OSU’s clash with Mississippi State didn’t resemble anything close to Big 12 style of football.
Not for either team.
And for the Cowboys defense, that came with a welcome bonus: huddling by the opposing offense.
The proliferation of no-huddle, hurry-up offenses in the Big 12 have forced defenders to be on the run at all times, taxing players mentally and physically. Mississippi State moved at a much slower pace, allowing OSU defenders to breathe and think.
“Oh, man, as a defensive player I love it when an offense huddles,” said Cowboys linebacker Shaun Lewis. “It lets you catch your breath and it lets you think about what they may be running next. That played to our advantage, because we’re so used to up-tempo offenses. That really played into our hands.”
Hard to argue, with the Cowboys dominating on defense from late in the first quarter on. And appearing quite fresh in doing so.

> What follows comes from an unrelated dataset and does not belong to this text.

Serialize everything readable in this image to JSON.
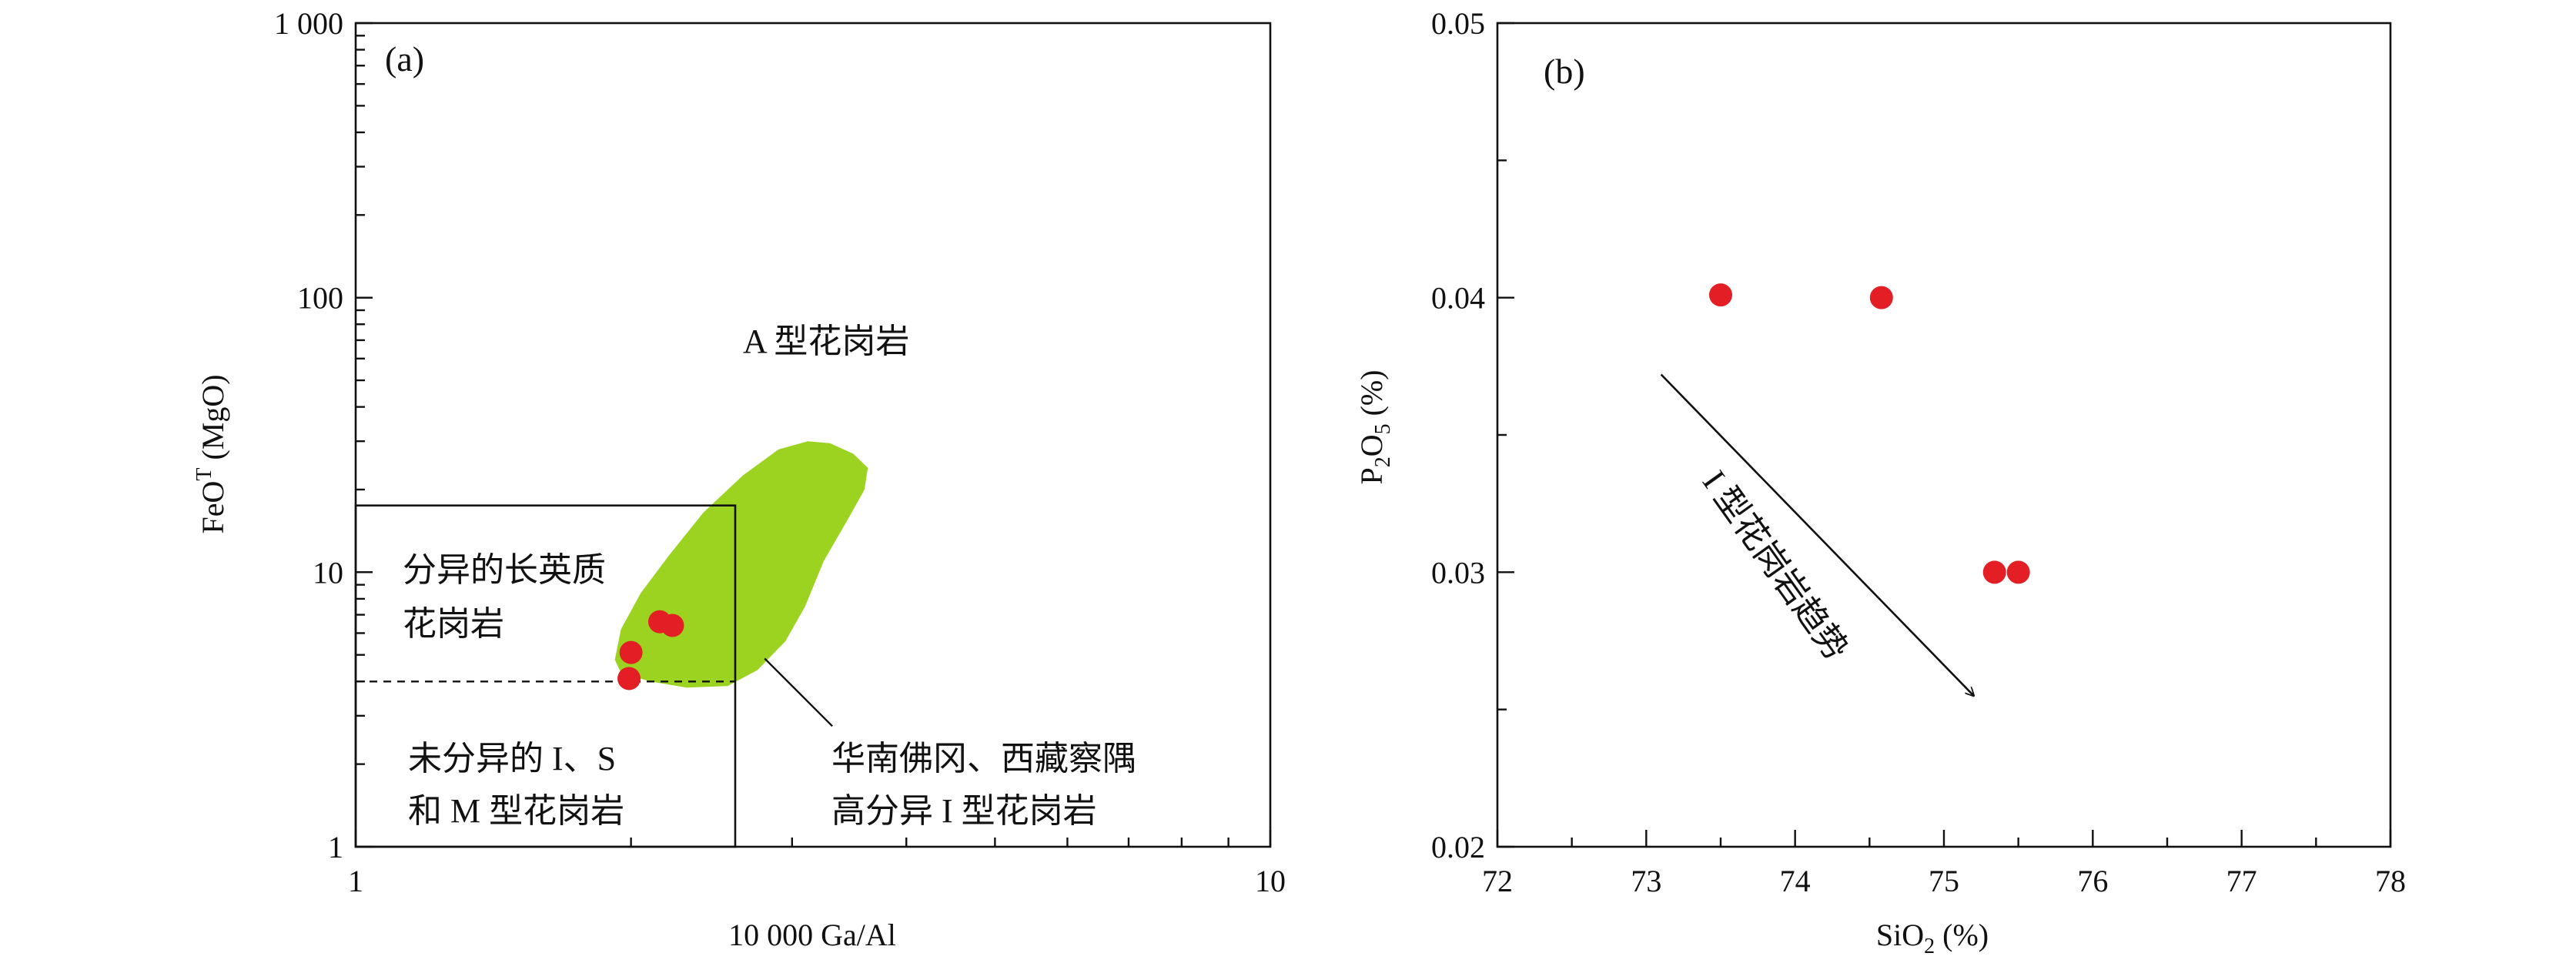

Another factor players pointed to in their as-promised improvement on the defensive side: less thinking, more doing. Rather than read and react to what the offense does at the snap, the Cowboys are intent on delivering the first blow.
“Guys were able to pin their ears back and go to the ball,” Lewis said. “Credit to our defensive coordinator, Glenn Spencer, he really helped us to think less out there. And we were able to play fast out there today.”